Financial Services Bill facing scrutiny in the Lords

 

The Financial Services Bill – which will set up the new regulatory architecture for financial services and includes powers to allow the new Financial Conduct Authority (FCA) to regulate credit – is now being considered by the House of Lords. Peers have insisted on spending more time on the detail than did the House of Commons, and the Lords have now gone into the Summer recess having only managed to deal with five clauses out of more than a hundred.

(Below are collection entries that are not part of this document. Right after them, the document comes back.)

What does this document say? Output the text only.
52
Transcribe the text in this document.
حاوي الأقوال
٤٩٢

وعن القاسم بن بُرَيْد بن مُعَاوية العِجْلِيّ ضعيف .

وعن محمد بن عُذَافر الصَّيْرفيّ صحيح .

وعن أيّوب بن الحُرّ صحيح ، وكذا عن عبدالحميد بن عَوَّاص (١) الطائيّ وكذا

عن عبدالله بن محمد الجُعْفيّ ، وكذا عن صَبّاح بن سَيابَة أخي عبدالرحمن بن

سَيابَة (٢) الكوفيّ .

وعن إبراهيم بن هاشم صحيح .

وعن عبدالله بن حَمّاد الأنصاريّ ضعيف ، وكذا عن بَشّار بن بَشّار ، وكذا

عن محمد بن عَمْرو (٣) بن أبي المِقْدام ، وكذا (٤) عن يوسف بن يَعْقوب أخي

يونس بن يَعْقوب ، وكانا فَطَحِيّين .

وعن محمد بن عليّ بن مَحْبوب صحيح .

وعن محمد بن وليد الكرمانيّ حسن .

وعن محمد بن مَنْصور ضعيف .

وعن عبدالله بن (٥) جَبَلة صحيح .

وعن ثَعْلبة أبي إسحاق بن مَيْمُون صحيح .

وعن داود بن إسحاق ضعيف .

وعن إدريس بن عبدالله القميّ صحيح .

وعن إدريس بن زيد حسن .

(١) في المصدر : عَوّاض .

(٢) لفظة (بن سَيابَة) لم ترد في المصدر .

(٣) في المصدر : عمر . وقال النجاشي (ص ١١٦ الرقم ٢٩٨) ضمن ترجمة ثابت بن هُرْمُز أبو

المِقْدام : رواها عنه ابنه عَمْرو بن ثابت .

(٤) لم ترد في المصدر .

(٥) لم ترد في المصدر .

The FLA have briefed Peers on their main concerns about the proposed new arrangements for the regulation of consumer and small business credit, and several of the FLA arguments have been raised in debate.

 
The Government has already accepted that the new regime will not be fully up and running until 2016. It is proposing a transition period starting in April 2014, when current holders of Consumer Credit Act (CCA) licences would simply be asked to ‘register’ with the FCA, without any substantial new regulatory hurdles. The Government has also accepted that some parts of the CCA will need to stay in existence after April 2014, with the new FCA taking the current role of the OFT. But the Government still proposes to try to rewrite most of the current CCA (and the associated Guidance) in a new Financial Services and Markets Act rulebook before April 2014. The Government says that it intends this rulebook to reproduce as closely as possible the current regime, so that companies face as little change as possible in 2014. The FLA are arguing that this timetable is unrealistic, and runs a serious risk of unintended consequences. The FLA’s suggestion is that the Government should go slower on the new rulebook so as to minimise market risks in April 2014. The Bill would allow them to do this.